Meanwhile, dryers are generally the most energy-intensive appliance in the house, so it pays to use them efficiently. Hang drying your clothes instead of using the dryer can save 700 pounds of C02 a year, but line-drying is not only impractical for some, in some communities it is not even legal. (Hello?!) If you can’t line dry, try to follow these tips.
- If your dryer has a setting for auto-dry, be sure to use it instead of the timer, to avoid wasting energy (and overdrying, which can cause shrinkage, generate static electricity, and shorten the life of your clothes).
- Faster spin speeds can result in better water extraction and thus reduce the energy required for drying. Mechanical water extraction by spinning is much more efficient than thermal extraction (heating clothes in a dryer).

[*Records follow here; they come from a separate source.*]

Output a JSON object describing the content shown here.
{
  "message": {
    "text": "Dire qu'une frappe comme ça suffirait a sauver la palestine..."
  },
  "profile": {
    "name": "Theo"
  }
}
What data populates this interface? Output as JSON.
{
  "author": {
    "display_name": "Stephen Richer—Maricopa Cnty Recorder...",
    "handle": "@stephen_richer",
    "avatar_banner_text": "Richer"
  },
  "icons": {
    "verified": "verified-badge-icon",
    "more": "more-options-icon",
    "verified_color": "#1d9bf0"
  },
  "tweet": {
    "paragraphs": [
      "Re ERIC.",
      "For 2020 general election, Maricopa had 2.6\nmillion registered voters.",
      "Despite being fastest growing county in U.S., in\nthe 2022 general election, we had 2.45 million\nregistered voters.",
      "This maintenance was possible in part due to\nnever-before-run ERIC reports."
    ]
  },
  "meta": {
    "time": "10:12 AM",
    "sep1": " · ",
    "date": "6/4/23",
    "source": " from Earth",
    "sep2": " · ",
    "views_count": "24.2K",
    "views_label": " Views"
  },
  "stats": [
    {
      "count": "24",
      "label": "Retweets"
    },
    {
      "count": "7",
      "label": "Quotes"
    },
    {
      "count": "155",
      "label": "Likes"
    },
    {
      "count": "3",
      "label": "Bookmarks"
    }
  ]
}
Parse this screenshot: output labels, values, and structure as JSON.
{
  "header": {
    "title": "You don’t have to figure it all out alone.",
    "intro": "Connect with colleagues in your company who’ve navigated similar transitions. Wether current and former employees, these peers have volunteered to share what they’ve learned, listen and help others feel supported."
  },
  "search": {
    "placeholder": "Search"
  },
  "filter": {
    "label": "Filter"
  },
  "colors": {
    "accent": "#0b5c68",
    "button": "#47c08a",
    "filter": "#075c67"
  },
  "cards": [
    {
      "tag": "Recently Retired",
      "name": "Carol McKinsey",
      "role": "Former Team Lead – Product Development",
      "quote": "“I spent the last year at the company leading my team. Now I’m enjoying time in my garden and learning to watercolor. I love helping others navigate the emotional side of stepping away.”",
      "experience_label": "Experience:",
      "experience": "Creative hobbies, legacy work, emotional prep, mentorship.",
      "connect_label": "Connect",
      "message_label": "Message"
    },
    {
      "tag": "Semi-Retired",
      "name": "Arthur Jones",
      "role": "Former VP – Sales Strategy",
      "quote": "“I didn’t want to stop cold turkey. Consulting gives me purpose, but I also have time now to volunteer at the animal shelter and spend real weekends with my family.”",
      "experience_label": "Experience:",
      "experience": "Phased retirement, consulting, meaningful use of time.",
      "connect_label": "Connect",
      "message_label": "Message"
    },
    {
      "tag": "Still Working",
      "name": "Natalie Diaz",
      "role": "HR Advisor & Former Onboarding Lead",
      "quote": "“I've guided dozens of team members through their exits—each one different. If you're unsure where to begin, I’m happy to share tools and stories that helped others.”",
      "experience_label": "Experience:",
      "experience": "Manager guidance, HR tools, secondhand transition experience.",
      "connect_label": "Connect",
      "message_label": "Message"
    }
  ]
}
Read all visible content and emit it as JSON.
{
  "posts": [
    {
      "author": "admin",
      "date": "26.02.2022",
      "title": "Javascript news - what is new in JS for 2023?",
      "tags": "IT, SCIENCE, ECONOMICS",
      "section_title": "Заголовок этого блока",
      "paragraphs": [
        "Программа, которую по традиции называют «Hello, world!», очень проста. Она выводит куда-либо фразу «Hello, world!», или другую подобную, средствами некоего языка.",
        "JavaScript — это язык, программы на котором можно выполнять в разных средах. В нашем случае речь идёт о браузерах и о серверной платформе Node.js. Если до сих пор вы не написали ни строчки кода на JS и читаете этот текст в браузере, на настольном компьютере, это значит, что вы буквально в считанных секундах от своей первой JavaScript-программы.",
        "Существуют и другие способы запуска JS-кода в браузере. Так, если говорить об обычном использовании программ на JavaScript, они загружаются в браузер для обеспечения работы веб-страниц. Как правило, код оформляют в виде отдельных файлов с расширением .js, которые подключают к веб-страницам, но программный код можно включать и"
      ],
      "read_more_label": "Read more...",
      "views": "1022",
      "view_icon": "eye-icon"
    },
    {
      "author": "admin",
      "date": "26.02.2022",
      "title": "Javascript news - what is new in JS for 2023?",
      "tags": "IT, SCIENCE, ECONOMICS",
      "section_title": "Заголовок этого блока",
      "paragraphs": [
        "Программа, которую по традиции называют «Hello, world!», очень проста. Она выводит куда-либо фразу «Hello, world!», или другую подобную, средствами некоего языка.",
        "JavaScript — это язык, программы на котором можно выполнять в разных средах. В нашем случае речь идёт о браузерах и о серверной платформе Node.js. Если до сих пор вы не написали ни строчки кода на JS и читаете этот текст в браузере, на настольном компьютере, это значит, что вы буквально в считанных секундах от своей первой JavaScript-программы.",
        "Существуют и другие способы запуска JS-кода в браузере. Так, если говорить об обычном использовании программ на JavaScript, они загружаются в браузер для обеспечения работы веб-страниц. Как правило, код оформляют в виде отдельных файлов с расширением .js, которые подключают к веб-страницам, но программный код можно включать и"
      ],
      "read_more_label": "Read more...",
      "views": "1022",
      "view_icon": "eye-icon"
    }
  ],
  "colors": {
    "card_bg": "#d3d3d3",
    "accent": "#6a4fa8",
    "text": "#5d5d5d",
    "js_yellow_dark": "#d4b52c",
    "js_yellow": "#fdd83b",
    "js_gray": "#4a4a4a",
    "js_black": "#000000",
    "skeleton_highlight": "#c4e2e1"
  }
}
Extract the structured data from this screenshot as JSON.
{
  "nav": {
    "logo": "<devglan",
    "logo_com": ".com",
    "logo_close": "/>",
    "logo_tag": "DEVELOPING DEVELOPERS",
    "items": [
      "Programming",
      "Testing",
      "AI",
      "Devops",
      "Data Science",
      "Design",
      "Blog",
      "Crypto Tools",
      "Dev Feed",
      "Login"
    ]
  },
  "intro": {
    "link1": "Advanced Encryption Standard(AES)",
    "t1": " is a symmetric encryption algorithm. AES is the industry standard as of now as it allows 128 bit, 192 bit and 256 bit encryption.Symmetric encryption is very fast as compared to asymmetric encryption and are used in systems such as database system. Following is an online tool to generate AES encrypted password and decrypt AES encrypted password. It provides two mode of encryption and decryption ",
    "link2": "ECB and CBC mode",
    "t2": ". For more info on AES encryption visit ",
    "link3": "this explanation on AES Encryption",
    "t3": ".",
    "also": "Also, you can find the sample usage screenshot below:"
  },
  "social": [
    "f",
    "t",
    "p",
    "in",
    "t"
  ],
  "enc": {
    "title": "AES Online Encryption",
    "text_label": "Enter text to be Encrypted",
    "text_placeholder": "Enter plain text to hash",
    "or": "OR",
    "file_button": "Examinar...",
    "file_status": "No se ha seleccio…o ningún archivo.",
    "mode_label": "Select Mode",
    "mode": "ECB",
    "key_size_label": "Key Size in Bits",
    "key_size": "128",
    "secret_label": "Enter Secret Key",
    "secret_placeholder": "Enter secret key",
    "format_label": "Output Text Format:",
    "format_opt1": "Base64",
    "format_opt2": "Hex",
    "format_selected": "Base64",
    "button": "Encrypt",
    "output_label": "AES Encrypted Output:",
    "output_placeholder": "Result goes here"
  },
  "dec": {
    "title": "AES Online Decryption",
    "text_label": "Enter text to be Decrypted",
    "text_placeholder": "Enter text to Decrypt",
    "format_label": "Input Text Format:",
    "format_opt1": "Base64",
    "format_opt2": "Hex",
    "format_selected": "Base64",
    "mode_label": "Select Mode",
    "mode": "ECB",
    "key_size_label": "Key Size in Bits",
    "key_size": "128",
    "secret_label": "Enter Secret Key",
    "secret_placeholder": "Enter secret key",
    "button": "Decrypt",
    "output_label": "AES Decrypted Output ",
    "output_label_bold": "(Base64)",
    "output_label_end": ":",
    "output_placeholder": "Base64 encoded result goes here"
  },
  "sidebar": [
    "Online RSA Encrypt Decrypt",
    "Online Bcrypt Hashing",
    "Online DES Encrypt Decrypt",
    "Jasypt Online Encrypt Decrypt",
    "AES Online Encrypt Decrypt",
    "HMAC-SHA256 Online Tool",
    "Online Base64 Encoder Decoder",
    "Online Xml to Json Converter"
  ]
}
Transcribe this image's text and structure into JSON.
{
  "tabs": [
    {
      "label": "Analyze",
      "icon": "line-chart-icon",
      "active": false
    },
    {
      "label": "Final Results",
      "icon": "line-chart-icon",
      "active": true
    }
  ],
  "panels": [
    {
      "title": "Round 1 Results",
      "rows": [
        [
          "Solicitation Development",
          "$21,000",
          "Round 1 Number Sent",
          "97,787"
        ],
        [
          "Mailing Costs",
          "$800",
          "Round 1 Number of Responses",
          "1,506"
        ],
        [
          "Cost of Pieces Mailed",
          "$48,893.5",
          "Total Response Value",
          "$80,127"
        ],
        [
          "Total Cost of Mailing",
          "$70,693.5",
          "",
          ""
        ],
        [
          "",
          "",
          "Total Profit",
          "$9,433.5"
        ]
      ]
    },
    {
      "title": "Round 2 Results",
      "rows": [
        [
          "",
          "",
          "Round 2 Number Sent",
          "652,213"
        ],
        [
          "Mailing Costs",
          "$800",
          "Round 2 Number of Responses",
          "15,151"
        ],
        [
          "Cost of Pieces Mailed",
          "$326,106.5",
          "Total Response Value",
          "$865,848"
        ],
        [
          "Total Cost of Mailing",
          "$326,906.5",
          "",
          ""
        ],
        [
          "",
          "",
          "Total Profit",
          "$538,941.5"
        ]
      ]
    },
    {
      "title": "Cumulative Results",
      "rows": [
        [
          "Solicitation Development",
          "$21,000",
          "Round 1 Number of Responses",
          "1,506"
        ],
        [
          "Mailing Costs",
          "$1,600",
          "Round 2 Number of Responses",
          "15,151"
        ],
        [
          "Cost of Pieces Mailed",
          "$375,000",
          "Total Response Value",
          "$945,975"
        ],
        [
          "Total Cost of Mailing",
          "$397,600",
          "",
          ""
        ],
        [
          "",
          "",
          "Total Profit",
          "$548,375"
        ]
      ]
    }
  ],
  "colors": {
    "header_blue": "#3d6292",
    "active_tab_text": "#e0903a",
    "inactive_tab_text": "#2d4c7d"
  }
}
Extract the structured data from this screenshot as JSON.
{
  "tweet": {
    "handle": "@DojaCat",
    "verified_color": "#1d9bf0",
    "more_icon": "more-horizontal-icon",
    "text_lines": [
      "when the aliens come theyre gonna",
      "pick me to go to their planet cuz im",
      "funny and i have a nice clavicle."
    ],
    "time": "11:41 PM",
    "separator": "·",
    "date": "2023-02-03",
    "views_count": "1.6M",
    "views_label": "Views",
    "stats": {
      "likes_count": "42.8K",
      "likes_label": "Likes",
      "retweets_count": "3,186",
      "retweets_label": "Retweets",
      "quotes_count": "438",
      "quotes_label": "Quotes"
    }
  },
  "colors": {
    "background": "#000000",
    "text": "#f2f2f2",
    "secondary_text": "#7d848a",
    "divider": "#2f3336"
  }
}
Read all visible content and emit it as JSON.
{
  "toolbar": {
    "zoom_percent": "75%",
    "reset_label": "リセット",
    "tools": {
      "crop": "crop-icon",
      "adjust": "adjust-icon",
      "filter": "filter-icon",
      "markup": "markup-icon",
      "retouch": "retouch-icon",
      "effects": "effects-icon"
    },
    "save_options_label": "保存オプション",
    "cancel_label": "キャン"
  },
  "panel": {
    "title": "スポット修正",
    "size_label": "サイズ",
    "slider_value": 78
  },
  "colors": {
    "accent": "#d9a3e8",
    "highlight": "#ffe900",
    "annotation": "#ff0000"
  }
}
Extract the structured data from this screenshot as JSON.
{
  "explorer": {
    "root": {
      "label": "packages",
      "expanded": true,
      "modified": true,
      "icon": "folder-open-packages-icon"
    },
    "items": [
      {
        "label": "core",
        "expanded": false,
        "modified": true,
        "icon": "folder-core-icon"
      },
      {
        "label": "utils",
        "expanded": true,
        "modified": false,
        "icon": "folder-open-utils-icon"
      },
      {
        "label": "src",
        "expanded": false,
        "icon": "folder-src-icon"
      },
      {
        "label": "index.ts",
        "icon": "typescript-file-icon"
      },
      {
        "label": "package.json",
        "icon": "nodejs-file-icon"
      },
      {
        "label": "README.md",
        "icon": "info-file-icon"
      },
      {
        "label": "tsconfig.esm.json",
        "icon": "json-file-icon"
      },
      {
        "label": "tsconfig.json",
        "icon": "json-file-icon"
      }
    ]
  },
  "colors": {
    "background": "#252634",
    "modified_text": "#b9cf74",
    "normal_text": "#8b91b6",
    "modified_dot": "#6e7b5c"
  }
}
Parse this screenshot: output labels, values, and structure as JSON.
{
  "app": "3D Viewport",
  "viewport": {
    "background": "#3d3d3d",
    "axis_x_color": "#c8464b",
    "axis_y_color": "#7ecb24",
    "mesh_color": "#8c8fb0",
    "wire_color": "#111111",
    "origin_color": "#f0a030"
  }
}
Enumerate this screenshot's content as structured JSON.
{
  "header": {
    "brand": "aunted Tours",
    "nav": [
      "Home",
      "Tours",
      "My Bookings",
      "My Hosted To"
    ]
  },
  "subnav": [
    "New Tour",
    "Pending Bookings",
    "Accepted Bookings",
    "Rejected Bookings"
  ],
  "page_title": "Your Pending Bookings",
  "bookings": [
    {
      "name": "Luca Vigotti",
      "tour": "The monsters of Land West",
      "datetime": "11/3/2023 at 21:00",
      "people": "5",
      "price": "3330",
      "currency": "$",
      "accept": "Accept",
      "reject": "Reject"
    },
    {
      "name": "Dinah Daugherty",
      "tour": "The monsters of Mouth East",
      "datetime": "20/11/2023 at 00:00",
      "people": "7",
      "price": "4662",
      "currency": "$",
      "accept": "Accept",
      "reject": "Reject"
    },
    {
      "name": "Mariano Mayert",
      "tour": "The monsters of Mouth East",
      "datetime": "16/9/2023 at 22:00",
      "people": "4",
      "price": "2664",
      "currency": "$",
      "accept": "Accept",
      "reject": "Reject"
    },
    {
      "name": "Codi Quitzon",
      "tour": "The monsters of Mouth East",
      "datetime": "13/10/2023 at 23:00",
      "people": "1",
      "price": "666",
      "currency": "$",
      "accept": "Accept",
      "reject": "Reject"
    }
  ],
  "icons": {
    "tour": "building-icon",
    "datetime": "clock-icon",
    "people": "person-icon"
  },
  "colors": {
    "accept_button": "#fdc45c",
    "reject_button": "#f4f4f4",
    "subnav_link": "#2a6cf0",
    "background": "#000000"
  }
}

- When drying, separate your clothes and dry similar types of clothes together. Lightweight synthetics, for example, dry much more quickly than bath towels and natural fiber clothes.
- Don’t over-dry clothes. Take clothes out while they are still slightly damp to reduce the need for ironing–another big energy user.
- If your dryer has a setting for auto-dry, use it.
- Don’t add wet items to a load that is already partially dried.
- Dry two or more loads in succession, taking advantage of the heat still in the dryer from the first load.
- Clean the dryer filter after each use. A clogged filter will restrict flow and reduce dryer performance.
- Dry full loads when possible, but be careful not to overfill the dryer. Drying small loads wastes energy. Air should be able to circulate freely around the drying clothes.
- Check the outside dryer exhaust vent. Make sure it is clean and that the flapper on the outside hood opens and closes freely.